Geçtiğimiz ay Nazan Öncel yüzünden bir sürü insandan zılgıt yedim. Hafta üstüne haftalar boyu, dön baba dönelim 7’n Bitirdin’i dinlediğim için...
Ayça (Şen) nihayet bir uğrayışında; "Anladık, sevdin de muhabbetin kulağına da su kaçırmasan artık! Değiştir be birader şu plağı" diye beni kenara ittirip bilgisayardan CD’yi çıkardı. "Sende bağımlılık temayülü görüyorum. Kendini toparlayana kadar sana en az bir hafta Nazan Öncel yok" dedi; albümü cebine attı ve gitti.
Güya fedakár kankalık sergiliyor. Resmen albümümü hacıladı adi!
Tabii ki yár etmedim; söke söke geri aldım sonradan. Fakat Ayça’nın tedavi amaçlı biçtiği Nazan Öncel’siz yaşama mühletinde, evde, böbrek sancısı çekiyor olmam da ziyadesiyle enteresandır. Belki de düpedüz bağımlı olmuşumdur. Bir yandan kum dökerken, arada Nazan Öncel yoksunluğunun spazmlarını da attırmış olabiliriz yani. Kim bilir...
O süreçte de evde, Aşkım Baksana Bana’nın klibiyle idare etmek mümkün oldu gerçi... Gelin görün ki, Aşkım Baksana Bana, tamamen sübjektif bir kanaatle, 7’n Bitirdin’in en koftiden şarkısı; anlayacağınız çok da kesmedi...
Ha, albüme tapınıyorum da ondan mı bir gün dinlemeden duramıyorum? N’ayır efen’im... Bilakis, 7’n Bitirdin, dinledikçe sevilen albümlerden olmasına rağmen, tüm "Nazan Öncel diskografisi favorileri" sıralamasında benim için son sırada gelebilir.
Albümde eni konu sevdiğim, dinledikçe daha da çok sevdiğim şarkılar var olmasına var ama, Nazan Öncel’in o insanın böğrüne yumruk gibi inen şarkılarından bir adet, sarsıcı bir tane yani; bu albümde benim için olmadı.
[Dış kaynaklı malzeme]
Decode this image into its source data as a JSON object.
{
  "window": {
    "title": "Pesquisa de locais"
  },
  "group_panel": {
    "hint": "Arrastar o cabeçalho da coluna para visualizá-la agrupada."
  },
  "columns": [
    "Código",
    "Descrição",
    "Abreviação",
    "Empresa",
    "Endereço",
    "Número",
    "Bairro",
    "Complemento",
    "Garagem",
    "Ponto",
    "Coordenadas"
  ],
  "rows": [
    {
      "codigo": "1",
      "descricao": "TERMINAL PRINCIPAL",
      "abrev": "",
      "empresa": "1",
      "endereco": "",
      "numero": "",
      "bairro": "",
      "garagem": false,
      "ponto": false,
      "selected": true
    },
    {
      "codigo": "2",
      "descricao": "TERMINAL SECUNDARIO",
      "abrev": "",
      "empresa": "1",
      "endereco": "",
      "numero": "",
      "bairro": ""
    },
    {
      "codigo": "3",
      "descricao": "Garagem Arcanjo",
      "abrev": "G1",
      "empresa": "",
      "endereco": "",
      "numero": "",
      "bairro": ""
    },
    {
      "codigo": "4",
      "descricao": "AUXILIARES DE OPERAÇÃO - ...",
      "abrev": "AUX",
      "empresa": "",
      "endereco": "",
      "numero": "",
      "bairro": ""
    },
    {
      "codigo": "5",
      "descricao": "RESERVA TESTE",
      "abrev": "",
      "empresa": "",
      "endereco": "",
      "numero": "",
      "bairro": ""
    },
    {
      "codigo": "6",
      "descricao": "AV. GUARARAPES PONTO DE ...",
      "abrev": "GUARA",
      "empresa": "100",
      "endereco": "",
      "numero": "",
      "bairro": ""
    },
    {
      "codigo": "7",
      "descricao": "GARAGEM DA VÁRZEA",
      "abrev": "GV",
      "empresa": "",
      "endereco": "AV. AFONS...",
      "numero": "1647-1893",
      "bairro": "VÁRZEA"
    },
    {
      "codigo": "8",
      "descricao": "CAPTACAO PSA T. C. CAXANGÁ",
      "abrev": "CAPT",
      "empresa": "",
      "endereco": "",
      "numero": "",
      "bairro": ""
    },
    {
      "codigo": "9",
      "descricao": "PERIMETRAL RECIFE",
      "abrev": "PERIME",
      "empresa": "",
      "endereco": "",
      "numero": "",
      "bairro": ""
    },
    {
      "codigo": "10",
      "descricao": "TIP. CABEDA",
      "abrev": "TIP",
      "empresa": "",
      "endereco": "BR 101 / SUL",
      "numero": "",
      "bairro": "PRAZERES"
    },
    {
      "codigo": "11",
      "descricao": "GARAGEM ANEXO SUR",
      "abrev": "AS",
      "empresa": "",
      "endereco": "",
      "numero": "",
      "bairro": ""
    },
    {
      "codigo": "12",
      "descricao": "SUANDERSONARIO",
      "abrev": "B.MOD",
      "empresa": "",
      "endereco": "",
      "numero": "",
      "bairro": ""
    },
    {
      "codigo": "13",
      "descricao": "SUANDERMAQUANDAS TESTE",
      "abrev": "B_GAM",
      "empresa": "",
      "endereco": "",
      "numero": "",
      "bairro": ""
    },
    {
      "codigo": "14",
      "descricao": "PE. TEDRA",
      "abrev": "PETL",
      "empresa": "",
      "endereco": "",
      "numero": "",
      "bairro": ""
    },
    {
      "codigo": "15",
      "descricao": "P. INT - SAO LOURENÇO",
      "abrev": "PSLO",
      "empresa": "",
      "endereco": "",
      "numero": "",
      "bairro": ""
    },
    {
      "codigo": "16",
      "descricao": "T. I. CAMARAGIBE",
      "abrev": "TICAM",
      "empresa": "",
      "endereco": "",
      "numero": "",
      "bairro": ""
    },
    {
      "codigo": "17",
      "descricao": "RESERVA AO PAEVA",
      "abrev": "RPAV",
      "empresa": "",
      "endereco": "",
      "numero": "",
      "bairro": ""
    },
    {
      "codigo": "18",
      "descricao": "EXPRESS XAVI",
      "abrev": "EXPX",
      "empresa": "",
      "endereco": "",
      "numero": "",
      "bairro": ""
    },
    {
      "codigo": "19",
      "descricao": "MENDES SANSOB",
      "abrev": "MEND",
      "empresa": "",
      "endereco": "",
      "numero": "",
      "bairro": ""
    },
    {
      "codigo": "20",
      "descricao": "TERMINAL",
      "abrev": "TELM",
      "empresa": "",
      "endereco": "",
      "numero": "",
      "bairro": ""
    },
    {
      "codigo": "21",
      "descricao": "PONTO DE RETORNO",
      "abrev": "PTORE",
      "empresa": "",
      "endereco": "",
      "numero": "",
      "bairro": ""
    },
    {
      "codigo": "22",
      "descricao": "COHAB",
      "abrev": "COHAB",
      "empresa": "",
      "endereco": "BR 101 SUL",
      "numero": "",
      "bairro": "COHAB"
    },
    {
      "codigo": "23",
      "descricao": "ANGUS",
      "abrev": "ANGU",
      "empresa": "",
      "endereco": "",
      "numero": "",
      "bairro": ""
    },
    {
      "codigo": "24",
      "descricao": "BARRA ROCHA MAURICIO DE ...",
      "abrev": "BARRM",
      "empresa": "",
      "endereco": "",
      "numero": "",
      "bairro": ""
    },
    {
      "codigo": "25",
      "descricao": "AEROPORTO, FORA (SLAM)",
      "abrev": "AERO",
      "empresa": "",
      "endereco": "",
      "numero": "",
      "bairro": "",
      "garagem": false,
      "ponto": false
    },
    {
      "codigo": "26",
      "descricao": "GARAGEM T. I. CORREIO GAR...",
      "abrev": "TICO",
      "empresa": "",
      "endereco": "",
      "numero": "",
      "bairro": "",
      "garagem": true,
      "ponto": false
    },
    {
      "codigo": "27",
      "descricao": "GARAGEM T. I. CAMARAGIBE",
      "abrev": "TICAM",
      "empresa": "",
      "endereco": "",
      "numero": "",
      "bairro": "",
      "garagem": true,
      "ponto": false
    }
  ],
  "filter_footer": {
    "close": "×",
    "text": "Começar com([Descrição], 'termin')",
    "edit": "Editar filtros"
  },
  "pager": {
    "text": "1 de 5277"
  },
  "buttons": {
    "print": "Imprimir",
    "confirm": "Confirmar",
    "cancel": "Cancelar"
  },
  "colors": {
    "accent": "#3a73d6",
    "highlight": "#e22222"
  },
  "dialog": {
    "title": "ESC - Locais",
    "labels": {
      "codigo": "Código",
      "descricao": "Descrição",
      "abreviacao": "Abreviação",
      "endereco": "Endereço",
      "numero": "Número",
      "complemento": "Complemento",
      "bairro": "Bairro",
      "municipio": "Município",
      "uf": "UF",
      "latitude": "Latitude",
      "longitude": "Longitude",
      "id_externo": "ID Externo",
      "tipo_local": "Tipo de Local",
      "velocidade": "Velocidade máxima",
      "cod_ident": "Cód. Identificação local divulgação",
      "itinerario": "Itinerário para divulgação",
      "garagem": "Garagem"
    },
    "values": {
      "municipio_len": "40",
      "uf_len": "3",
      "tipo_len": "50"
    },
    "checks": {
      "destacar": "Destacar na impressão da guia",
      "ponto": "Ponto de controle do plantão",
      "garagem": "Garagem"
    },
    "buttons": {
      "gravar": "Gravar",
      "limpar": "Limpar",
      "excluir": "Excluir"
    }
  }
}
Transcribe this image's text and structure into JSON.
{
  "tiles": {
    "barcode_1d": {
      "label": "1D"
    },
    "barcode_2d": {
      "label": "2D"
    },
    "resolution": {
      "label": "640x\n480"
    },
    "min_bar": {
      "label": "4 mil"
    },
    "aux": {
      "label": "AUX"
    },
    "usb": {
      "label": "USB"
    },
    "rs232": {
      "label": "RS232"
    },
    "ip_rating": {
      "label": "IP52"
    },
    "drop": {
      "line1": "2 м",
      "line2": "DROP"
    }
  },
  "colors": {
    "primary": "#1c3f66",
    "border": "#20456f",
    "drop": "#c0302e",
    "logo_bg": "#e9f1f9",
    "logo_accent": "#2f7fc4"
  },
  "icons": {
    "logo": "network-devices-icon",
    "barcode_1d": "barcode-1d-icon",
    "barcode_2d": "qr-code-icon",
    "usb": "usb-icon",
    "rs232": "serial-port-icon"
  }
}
Ben bunu daha ziyade bir "nostaljik derleme albüm" gibi değerlendirmeyi tercih ettim. Eski albümlerden seçilmiş Nazan Öncel şarkılarının, üzerine yazılmış yeni sözlerle bir kez daha sahibinin sesi tarafından seslendirildiğini farz edip öyle bir ilişki kurdum albümle. (Pek janjanlı tabir oldu, sormayın. Albümlerle ilişki kuruyorum ben; evet, tabii, tabii...) Fonda sonsuza kadar çalabilir yani; hiç itirazım olmaz.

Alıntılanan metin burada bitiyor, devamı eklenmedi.